241 So. 2d 147 | Miss. | 1970
Herbert T. HATCHER
v.
AMERICAN MOTORS CORPORATION.
Supreme Court of Mississippi.
Laurel G. Weir, Alford & Mars, Philadelphia, for appellant.
Williams, Gunn, Eppes & Crenshaw, Meridian, W.D. Moore, Philadelphia, for appellee.
BRADY, Justice.
This is an appeal from a judgment of the Circuit Court of Neshoba County, Mississippi, in favor of the appellee. Appellant instituted suit seeking damages on the basis of products liability because of an alleged defective automobile manufactured by appellee and purchased by appellant.
In March 1965 the appellant purchased a new 1965 Rambler Station Wagon, manufactured by appellee, from Bagby-Hall Motors, an American Motors dealer, in Jackson, Mississippi. The appellant drove the said car approximately 45,945 miles without any apparent incident or failure prior to the accident on April 4, 1967, wherein the axle housing was broken. Two or three months prior to April 4, 1967, the appellant's brother, Earl Hatcher at appellant's request, installed overload springs on the said vehicle. This work was performed by Earl Hatcher at the Chrysler dealership in Louisville, Mississippi. The springs and clamps installed by Hatcher were purchased from an independent parts dealer and were not manufactured by American Motors Corporation. The clamps were applied to each shock absorber in such a fashion as to cause them to act as a brace and to sustain a heavy load on the vehicle. Thus a solid metal brace was made between the undercarriage on the body of the vehicle and its support. As a result of this, on April 4, 1967, approximately twenty-five months after the purchase of the automobile, appellant was traveling north on Mississippi Highway 15 near Newton, Mississippi, when the vehicle overturned in the highway. On the said occasion the vehicle contained a load of tools and miscellaneous personal items weighing approximately five hundred pounds, along with the weight of the appellant.
After the accident the appellant contended that he found the rear axle housing broken near its center and it was his contention that this breakage was caused by a manufacturing defect consisting of lack of uniform thickness of the left rear axle housing which broke and thereby caused *148 the accident. The appellant claimed he suffered injury to his back, shoulder and head; that he was hospitalized for two days and has been under the treatment of a chiropractor for a year following the accident. All issues were submitted to a jury which returned a verdict in favor of the American Motors Corporation. From that judgment this appeal is perfected.
The appellant assigned numerous errors, in support of which he relies largely upon the case of Ford Motor Company v. Cockrell, 211 So.2d 833 (Miss. 1968) as being the controlling authority for the errors urged. In that case this Court, speaking through Justice Robertson, and quoting from Chief Justice Ethridge's opinion in State Stove Manufacturing Company v. Hodges, 189 So.2d 113 (Miss. 1966) stated as follows:
"[W]e conclude that the appropriate standards of responsibility are well stated in Section 402A of the American Law Institute's Restatement of Torts (Second) * * *:
"`Special Liability of Seller of Product for Physical Harm to User or Consumer
"`(1) One who sells any product in a defective condition unreasonably dangerous to the user or consumer or to his property is subject to liability for physical harm thereby caused to the ultimate user or consumer, or to his property, if
"`(a) the seller is engaged in the business of selling such a product, and
"`(b) it is expected to and does reach the user or consumer without substantial change in the condition in which it is sold.'" (211 So.2d at 836.) (Emphasis added.)
The issue of whether the automobile reached the appellant without substantial change in the condition in which it was sold was presented to the jury upon proper instruction and the jury found that the automobile had been substantially changed by the faulty installation of the overload springs, which caused the accident. This verdict absolved the manufacturer of liability.
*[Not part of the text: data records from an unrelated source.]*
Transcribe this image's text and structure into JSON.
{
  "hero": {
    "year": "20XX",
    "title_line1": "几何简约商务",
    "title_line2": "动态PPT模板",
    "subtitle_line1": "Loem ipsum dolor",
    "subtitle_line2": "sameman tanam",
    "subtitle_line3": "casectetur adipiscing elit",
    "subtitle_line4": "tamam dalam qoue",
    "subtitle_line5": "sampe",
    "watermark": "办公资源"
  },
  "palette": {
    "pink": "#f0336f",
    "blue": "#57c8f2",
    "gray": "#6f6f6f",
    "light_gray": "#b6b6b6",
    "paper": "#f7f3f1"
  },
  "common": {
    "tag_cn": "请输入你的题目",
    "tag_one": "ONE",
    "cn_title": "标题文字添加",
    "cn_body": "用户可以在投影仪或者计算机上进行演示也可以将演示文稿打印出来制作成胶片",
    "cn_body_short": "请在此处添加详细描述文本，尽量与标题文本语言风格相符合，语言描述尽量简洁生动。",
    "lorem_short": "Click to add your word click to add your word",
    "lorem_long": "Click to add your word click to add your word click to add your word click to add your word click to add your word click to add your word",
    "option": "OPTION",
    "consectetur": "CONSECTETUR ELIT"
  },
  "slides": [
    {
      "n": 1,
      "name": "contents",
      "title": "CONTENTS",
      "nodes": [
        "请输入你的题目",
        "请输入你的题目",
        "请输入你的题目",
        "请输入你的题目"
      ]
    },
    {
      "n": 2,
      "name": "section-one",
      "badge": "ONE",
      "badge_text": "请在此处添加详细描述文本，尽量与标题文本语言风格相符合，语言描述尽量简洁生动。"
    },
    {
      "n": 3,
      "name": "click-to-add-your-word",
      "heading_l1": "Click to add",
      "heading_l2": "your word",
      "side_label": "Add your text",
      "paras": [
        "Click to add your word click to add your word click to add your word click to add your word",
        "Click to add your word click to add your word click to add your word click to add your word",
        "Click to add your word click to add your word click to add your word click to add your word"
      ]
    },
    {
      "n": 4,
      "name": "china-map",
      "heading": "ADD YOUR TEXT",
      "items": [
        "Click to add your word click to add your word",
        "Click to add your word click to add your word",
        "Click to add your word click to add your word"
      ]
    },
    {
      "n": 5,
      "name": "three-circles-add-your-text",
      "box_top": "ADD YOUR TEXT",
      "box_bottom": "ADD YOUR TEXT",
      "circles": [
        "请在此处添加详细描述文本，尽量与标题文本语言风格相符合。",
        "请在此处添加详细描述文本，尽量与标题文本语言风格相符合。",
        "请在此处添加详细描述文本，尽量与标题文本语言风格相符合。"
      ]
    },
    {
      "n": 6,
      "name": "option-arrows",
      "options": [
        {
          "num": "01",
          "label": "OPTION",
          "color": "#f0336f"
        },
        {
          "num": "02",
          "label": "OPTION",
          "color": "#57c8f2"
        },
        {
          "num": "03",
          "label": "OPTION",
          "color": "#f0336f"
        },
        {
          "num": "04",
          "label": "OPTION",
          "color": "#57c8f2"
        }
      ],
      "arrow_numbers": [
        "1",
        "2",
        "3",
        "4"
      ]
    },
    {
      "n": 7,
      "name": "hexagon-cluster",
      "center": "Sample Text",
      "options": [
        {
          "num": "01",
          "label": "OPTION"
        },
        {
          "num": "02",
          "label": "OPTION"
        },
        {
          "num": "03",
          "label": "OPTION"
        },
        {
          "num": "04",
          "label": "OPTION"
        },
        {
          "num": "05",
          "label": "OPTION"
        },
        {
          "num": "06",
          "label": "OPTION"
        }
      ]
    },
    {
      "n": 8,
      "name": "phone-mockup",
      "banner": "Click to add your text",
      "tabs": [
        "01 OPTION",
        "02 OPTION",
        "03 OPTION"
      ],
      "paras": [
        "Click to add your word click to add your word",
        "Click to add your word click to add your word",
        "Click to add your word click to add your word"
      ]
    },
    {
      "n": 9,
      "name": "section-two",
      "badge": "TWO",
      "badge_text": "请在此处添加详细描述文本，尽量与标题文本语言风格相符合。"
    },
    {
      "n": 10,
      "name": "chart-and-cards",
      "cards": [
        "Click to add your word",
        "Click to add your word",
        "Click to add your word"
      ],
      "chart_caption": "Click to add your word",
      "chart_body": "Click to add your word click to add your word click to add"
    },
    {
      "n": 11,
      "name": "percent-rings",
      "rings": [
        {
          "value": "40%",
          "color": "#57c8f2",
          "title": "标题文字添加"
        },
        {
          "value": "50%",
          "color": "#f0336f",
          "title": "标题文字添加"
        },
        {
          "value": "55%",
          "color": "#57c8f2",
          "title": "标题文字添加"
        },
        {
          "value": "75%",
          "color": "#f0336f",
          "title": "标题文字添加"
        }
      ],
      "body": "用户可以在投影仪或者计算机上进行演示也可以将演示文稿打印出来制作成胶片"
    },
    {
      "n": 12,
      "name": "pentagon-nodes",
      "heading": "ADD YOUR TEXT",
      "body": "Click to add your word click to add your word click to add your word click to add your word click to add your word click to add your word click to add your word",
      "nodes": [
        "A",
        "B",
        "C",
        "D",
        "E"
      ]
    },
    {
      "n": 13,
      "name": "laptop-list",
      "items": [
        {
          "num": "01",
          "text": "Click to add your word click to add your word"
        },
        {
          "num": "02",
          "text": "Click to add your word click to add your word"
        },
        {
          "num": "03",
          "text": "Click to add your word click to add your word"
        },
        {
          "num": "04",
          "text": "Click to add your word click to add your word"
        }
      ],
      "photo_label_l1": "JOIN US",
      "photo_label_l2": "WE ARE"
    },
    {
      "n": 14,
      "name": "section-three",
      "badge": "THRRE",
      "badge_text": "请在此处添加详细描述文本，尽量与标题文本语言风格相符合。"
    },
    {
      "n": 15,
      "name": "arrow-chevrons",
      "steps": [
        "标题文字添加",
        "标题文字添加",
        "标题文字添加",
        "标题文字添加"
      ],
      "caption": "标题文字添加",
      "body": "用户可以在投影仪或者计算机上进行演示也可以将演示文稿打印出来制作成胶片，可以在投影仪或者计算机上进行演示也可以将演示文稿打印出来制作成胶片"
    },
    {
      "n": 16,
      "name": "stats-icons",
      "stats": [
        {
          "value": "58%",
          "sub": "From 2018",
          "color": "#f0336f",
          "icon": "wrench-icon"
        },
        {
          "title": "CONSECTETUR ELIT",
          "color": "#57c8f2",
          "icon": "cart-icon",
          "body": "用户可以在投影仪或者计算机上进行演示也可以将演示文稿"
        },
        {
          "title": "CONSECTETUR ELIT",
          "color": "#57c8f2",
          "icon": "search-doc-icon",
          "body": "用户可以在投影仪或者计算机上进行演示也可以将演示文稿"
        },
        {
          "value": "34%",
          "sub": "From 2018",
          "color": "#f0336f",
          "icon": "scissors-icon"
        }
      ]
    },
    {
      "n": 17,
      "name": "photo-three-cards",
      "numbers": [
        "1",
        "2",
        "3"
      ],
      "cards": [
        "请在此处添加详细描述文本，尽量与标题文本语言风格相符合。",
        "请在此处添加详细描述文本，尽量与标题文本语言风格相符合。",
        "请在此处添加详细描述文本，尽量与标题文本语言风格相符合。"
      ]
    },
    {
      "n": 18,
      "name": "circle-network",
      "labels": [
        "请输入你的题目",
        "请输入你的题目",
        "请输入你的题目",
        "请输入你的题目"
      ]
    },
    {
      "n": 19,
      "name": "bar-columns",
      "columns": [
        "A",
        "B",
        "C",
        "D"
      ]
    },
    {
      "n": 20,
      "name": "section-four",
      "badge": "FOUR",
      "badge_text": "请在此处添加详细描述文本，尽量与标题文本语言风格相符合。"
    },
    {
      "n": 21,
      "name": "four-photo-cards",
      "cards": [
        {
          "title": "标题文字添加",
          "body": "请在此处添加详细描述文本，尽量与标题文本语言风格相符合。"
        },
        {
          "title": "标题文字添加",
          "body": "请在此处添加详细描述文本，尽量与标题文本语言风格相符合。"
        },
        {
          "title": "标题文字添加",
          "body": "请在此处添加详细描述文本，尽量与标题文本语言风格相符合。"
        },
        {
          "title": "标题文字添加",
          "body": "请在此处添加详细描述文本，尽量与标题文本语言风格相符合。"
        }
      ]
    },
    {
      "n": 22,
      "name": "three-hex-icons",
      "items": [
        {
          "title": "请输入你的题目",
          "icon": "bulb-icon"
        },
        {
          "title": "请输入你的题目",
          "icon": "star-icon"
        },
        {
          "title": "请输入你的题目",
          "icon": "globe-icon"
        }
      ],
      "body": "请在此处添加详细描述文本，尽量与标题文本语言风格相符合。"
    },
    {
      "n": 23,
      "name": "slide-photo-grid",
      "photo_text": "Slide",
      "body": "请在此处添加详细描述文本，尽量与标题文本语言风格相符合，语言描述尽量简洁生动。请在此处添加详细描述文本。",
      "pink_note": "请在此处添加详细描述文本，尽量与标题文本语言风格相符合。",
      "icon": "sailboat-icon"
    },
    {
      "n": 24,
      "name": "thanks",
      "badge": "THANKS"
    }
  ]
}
See Coleman v. Ford Motor Company, 240 So.2d 607, decided by this court on November 2, 1970. We cannot say that the verdict of the jury is contrary to the overwhelming weight of the law and evidence or that it evinces bias, passion or prejudice.
The case was well tried. The trial court was tolerant and patient. The litigants have had their day in court. A valid verdict for the defendant has the same sacrosanctity as a valid verdict for the plaintiff. For the foregoing reasons the judgment of the circuit court is affirmed.
Affirmed.
GILLESPIE, P.J., and RODGERS, PATTERSON and SMITH, JJ., concur.